We’re adding a result variable

In [15]:
df2 = df[['compactness_mean','texture_worst','perimeter_se']]
df2.head(3)
Out[15]:
compactness_mean texture_worst perimeter_se
0 0.27760 17.33 8.589
1 0.07864 23.41 3.398
2 0.15990 25.53 4.585

The Backward Elimination algorithm stated that reducing variables does not improve the model. Therefore, the number of variables was left unchanged.

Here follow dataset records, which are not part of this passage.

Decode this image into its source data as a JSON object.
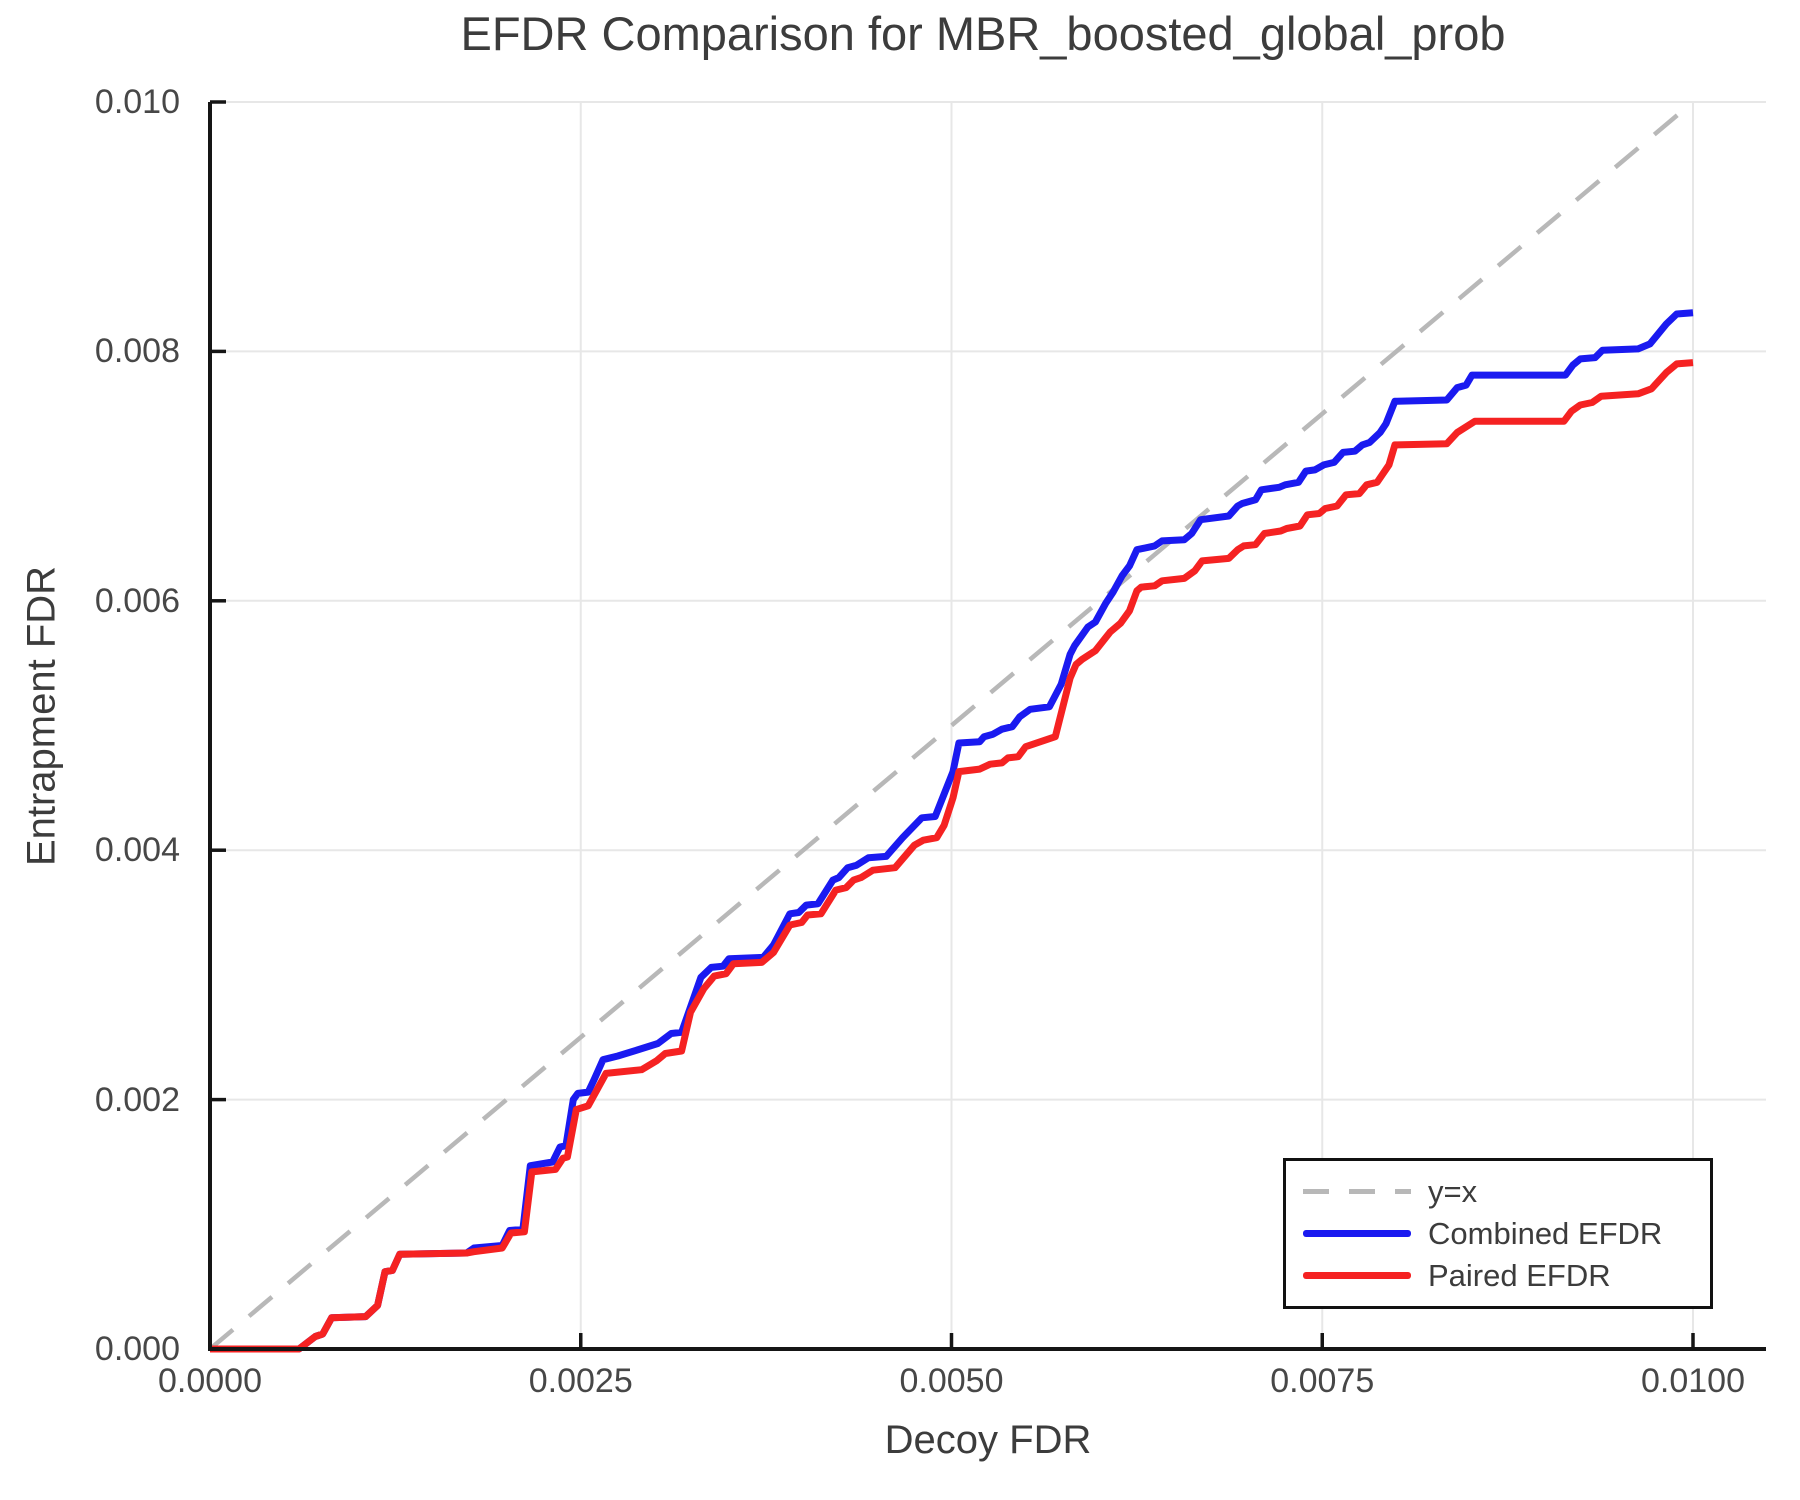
{
  "chart_data": {
    "type": "line",
    "title": "EFDR Comparison for MBR_boosted_global_prob",
    "xlabel": "Decoy FDR",
    "ylabel": "Entrapment FDR",
    "xlim": [
      0.0,
      0.0105
    ],
    "ylim": [
      0.0,
      0.01
    ],
    "grid": true,
    "legend_position": "bottom-right",
    "x_ticks": [
      0.0,
      0.0025,
      0.005,
      0.0075,
      0.01
    ],
    "x_tick_labels": [
      "0.0000",
      "0.0025",
      "0.0050",
      "0.0075",
      "0.0100"
    ],
    "y_ticks": [
      0.0,
      0.002,
      0.004,
      0.006,
      0.008,
      0.01
    ],
    "y_tick_labels": [
      "0.000",
      "0.002",
      "0.004",
      "0.006",
      "0.008",
      "0.010"
    ],
    "axis_color": "#151515",
    "gridline_color": "#e7e7e7",
    "text_color": "#3c3c3c",
    "series": [
      {
        "name": "y=x",
        "style": "dashed",
        "color": "#b8b8b8",
        "points": [
          [
            0.0,
            0.0
          ],
          [
            0.01,
            0.01
          ]
        ]
      },
      {
        "name": "Combined EFDR",
        "style": "solid",
        "color": "#1a1af0",
        "points": [
          [
            0.0,
            0.0
          ],
          [
            0.0006,
            0.0
          ],
          [
            0.00071,
            0.0001
          ],
          [
            0.00076,
            0.00012
          ],
          [
            0.00082,
            0.00025
          ],
          [
            0.00105,
            0.00026
          ],
          [
            0.00113,
            0.00035
          ],
          [
            0.00118,
            0.00062
          ],
          [
            0.00123,
            0.00063
          ],
          [
            0.00128,
            0.00076
          ],
          [
            0.00173,
            0.00077
          ],
          [
            0.00178,
            0.00081
          ],
          [
            0.00197,
            0.00083
          ],
          [
            0.00202,
            0.00095
          ],
          [
            0.00211,
            0.00096
          ],
          [
            0.00216,
            0.00147
          ],
          [
            0.00231,
            0.0015
          ],
          [
            0.00236,
            0.00162
          ],
          [
            0.0024,
            0.00163
          ],
          [
            0.00245,
            0.002
          ],
          [
            0.00248,
            0.00205
          ],
          [
            0.00255,
            0.00206
          ],
          [
            0.00259,
            0.00216
          ],
          [
            0.00265,
            0.00232
          ],
          [
            0.00275,
            0.00235
          ],
          [
            0.00286,
            0.00239
          ],
          [
            0.00302,
            0.00245
          ],
          [
            0.00311,
            0.00253
          ],
          [
            0.00318,
            0.00254
          ],
          [
            0.00326,
            0.00281
          ],
          [
            0.00331,
            0.00298
          ],
          [
            0.00338,
            0.00306
          ],
          [
            0.00346,
            0.00307
          ],
          [
            0.0035,
            0.00313
          ],
          [
            0.00373,
            0.00314
          ],
          [
            0.0038,
            0.00324
          ],
          [
            0.00391,
            0.00349
          ],
          [
            0.00397,
            0.0035
          ],
          [
            0.00402,
            0.00356
          ],
          [
            0.0041,
            0.00357
          ],
          [
            0.0042,
            0.00376
          ],
          [
            0.00424,
            0.00378
          ],
          [
            0.0043,
            0.00386
          ],
          [
            0.00436,
            0.00388
          ],
          [
            0.00444,
            0.00394
          ],
          [
            0.00456,
            0.00395
          ],
          [
            0.00467,
            0.0041
          ],
          [
            0.0048,
            0.00426
          ],
          [
            0.00489,
            0.00427
          ],
          [
            0.00495,
            0.00445
          ],
          [
            0.00501,
            0.00463
          ],
          [
            0.00505,
            0.00486
          ],
          [
            0.00519,
            0.00487
          ],
          [
            0.00522,
            0.00491
          ],
          [
            0.00528,
            0.00493
          ],
          [
            0.00534,
            0.00497
          ],
          [
            0.00541,
            0.00499
          ],
          [
            0.00546,
            0.00507
          ],
          [
            0.00553,
            0.00513
          ],
          [
            0.00566,
            0.00515
          ],
          [
            0.00574,
            0.00533
          ],
          [
            0.0058,
            0.00557
          ],
          [
            0.00583,
            0.00564
          ],
          [
            0.00592,
            0.00579
          ],
          [
            0.00597,
            0.00583
          ],
          [
            0.00604,
            0.00598
          ],
          [
            0.00609,
            0.00607
          ],
          [
            0.00615,
            0.0062
          ],
          [
            0.0062,
            0.00628
          ],
          [
            0.00625,
            0.00641
          ],
          [
            0.00637,
            0.00644
          ],
          [
            0.00642,
            0.00648
          ],
          [
            0.00657,
            0.00649
          ],
          [
            0.00662,
            0.00654
          ],
          [
            0.00668,
            0.00665
          ],
          [
            0.00687,
            0.00668
          ],
          [
            0.00693,
            0.00676
          ],
          [
            0.00696,
            0.00678
          ],
          [
            0.00705,
            0.00681
          ],
          [
            0.00709,
            0.00689
          ],
          [
            0.00721,
            0.00691
          ],
          [
            0.00725,
            0.00693
          ],
          [
            0.00734,
            0.00695
          ],
          [
            0.00739,
            0.00704
          ],
          [
            0.00745,
            0.00705
          ],
          [
            0.00751,
            0.00709
          ],
          [
            0.00758,
            0.00711
          ],
          [
            0.00764,
            0.00719
          ],
          [
            0.00772,
            0.0072
          ],
          [
            0.00777,
            0.00725
          ],
          [
            0.00782,
            0.00727
          ],
          [
            0.00789,
            0.00735
          ],
          [
            0.00793,
            0.00742
          ],
          [
            0.00799,
            0.0076
          ],
          [
            0.00834,
            0.00761
          ],
          [
            0.00841,
            0.00771
          ],
          [
            0.00847,
            0.00773
          ],
          [
            0.00851,
            0.00781
          ],
          [
            0.00914,
            0.00781
          ],
          [
            0.00919,
            0.00789
          ],
          [
            0.00924,
            0.00794
          ],
          [
            0.00934,
            0.00795
          ],
          [
            0.00939,
            0.00801
          ],
          [
            0.00963,
            0.00802
          ],
          [
            0.00971,
            0.00806
          ],
          [
            0.00982,
            0.00822
          ],
          [
            0.00989,
            0.0083
          ],
          [
            0.01,
            0.00831
          ]
        ]
      },
      {
        "name": "Paired EFDR",
        "style": "solid",
        "color": "#f52222",
        "points": [
          [
            0.0,
            0.0
          ],
          [
            0.0006,
            0.0
          ],
          [
            0.00071,
            0.0001
          ],
          [
            0.00076,
            0.00012
          ],
          [
            0.00082,
            0.00025
          ],
          [
            0.00105,
            0.00026
          ],
          [
            0.00113,
            0.00035
          ],
          [
            0.00118,
            0.00062
          ],
          [
            0.00123,
            0.00063
          ],
          [
            0.00128,
            0.00076
          ],
          [
            0.00173,
            0.00077
          ],
          [
            0.00178,
            0.00078
          ],
          [
            0.00197,
            0.00081
          ],
          [
            0.00203,
            0.00093
          ],
          [
            0.00212,
            0.00094
          ],
          [
            0.00217,
            0.00142
          ],
          [
            0.00233,
            0.00144
          ],
          [
            0.00238,
            0.00153
          ],
          [
            0.00241,
            0.00154
          ],
          [
            0.00247,
            0.00192
          ],
          [
            0.00255,
            0.00195
          ],
          [
            0.00267,
            0.00221
          ],
          [
            0.00291,
            0.00224
          ],
          [
            0.00301,
            0.00231
          ],
          [
            0.00307,
            0.00237
          ],
          [
            0.00318,
            0.00239
          ],
          [
            0.00324,
            0.0027
          ],
          [
            0.00333,
            0.00289
          ],
          [
            0.0034,
            0.00299
          ],
          [
            0.00348,
            0.00301
          ],
          [
            0.00353,
            0.00309
          ],
          [
            0.00372,
            0.0031
          ],
          [
            0.0038,
            0.00318
          ],
          [
            0.00391,
            0.0034
          ],
          [
            0.00399,
            0.00342
          ],
          [
            0.00403,
            0.00348
          ],
          [
            0.00412,
            0.00349
          ],
          [
            0.00422,
            0.00368
          ],
          [
            0.00429,
            0.0037
          ],
          [
            0.00434,
            0.00376
          ],
          [
            0.00439,
            0.00378
          ],
          [
            0.00447,
            0.00384
          ],
          [
            0.00462,
            0.00386
          ],
          [
            0.00475,
            0.00404
          ],
          [
            0.00481,
            0.00408
          ],
          [
            0.0049,
            0.0041
          ],
          [
            0.00495,
            0.0042
          ],
          [
            0.00501,
            0.00442
          ],
          [
            0.00505,
            0.00463
          ],
          [
            0.00519,
            0.00465
          ],
          [
            0.00526,
            0.00469
          ],
          [
            0.00534,
            0.0047
          ],
          [
            0.00538,
            0.00474
          ],
          [
            0.00545,
            0.00475
          ],
          [
            0.0055,
            0.00483
          ],
          [
            0.0057,
            0.00491
          ],
          [
            0.0058,
            0.00538
          ],
          [
            0.00584,
            0.00549
          ],
          [
            0.00588,
            0.00553
          ],
          [
            0.00597,
            0.0056
          ],
          [
            0.00607,
            0.00575
          ],
          [
            0.00614,
            0.00582
          ],
          [
            0.0062,
            0.00592
          ],
          [
            0.00625,
            0.00608
          ],
          [
            0.00628,
            0.00611
          ],
          [
            0.00637,
            0.00612
          ],
          [
            0.00642,
            0.00616
          ],
          [
            0.00657,
            0.00618
          ],
          [
            0.00664,
            0.00624
          ],
          [
            0.00669,
            0.00632
          ],
          [
            0.00687,
            0.00634
          ],
          [
            0.00693,
            0.00641
          ],
          [
            0.00697,
            0.00644
          ],
          [
            0.00705,
            0.00645
          ],
          [
            0.00711,
            0.00654
          ],
          [
            0.00722,
            0.00656
          ],
          [
            0.00726,
            0.00658
          ],
          [
            0.00735,
            0.0066
          ],
          [
            0.0074,
            0.00669
          ],
          [
            0.00748,
            0.0067
          ],
          [
            0.00752,
            0.00674
          ],
          [
            0.0076,
            0.00676
          ],
          [
            0.00766,
            0.00685
          ],
          [
            0.00775,
            0.00686
          ],
          [
            0.0078,
            0.00693
          ],
          [
            0.00787,
            0.00695
          ],
          [
            0.00795,
            0.00709
          ],
          [
            0.00799,
            0.00725
          ],
          [
            0.00834,
            0.00726
          ],
          [
            0.00841,
            0.00735
          ],
          [
            0.00853,
            0.00744
          ],
          [
            0.00913,
            0.00744
          ],
          [
            0.00918,
            0.00752
          ],
          [
            0.00924,
            0.00757
          ],
          [
            0.00932,
            0.00759
          ],
          [
            0.00938,
            0.00764
          ],
          [
            0.00963,
            0.00766
          ],
          [
            0.00972,
            0.0077
          ],
          [
            0.00982,
            0.00783
          ],
          [
            0.00989,
            0.0079
          ],
          [
            0.01,
            0.00791
          ]
        ]
      }
    ]
  }
}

OLS linear regression model for variables before reduction

In [16]:
blue(df.shape)
(569, 33)
In [17]:
X1 = df.drop('compactness_mean', axis=1) 
y1 = df['compactness_mean']  
In [18]:
from statsmodels.formula.api import ols
import statsmodels.api as sm

model = sm.OLS(y1, sm.add_constant(X1))
model_fit = model.fit()

print('R2: #blue(model_fit.summary())
R2: 0.980200

OLS linear regression model for variables after reduction

In [19]:
blue(df2.shape)
(569, 3)
In [20]:
X2 = df2.drop('compactness_mean', axis=1) 
y2 = df2['compactness_mean']  
In [22]:
from statsmodels.formula.api import ols
import statsmodels.api as sm

model = sm.OLS(y2, sm.add_constant(X2))
model_fit = model.fit()

print('R2: #blue(model_fit.summary())
red('The R2 coefficient is approximately similar to the previously calculated clf.score (X, y).')
R2: 0.321180
The R2 coefficient is approximately similar to the previously calculated clf.score (X, y).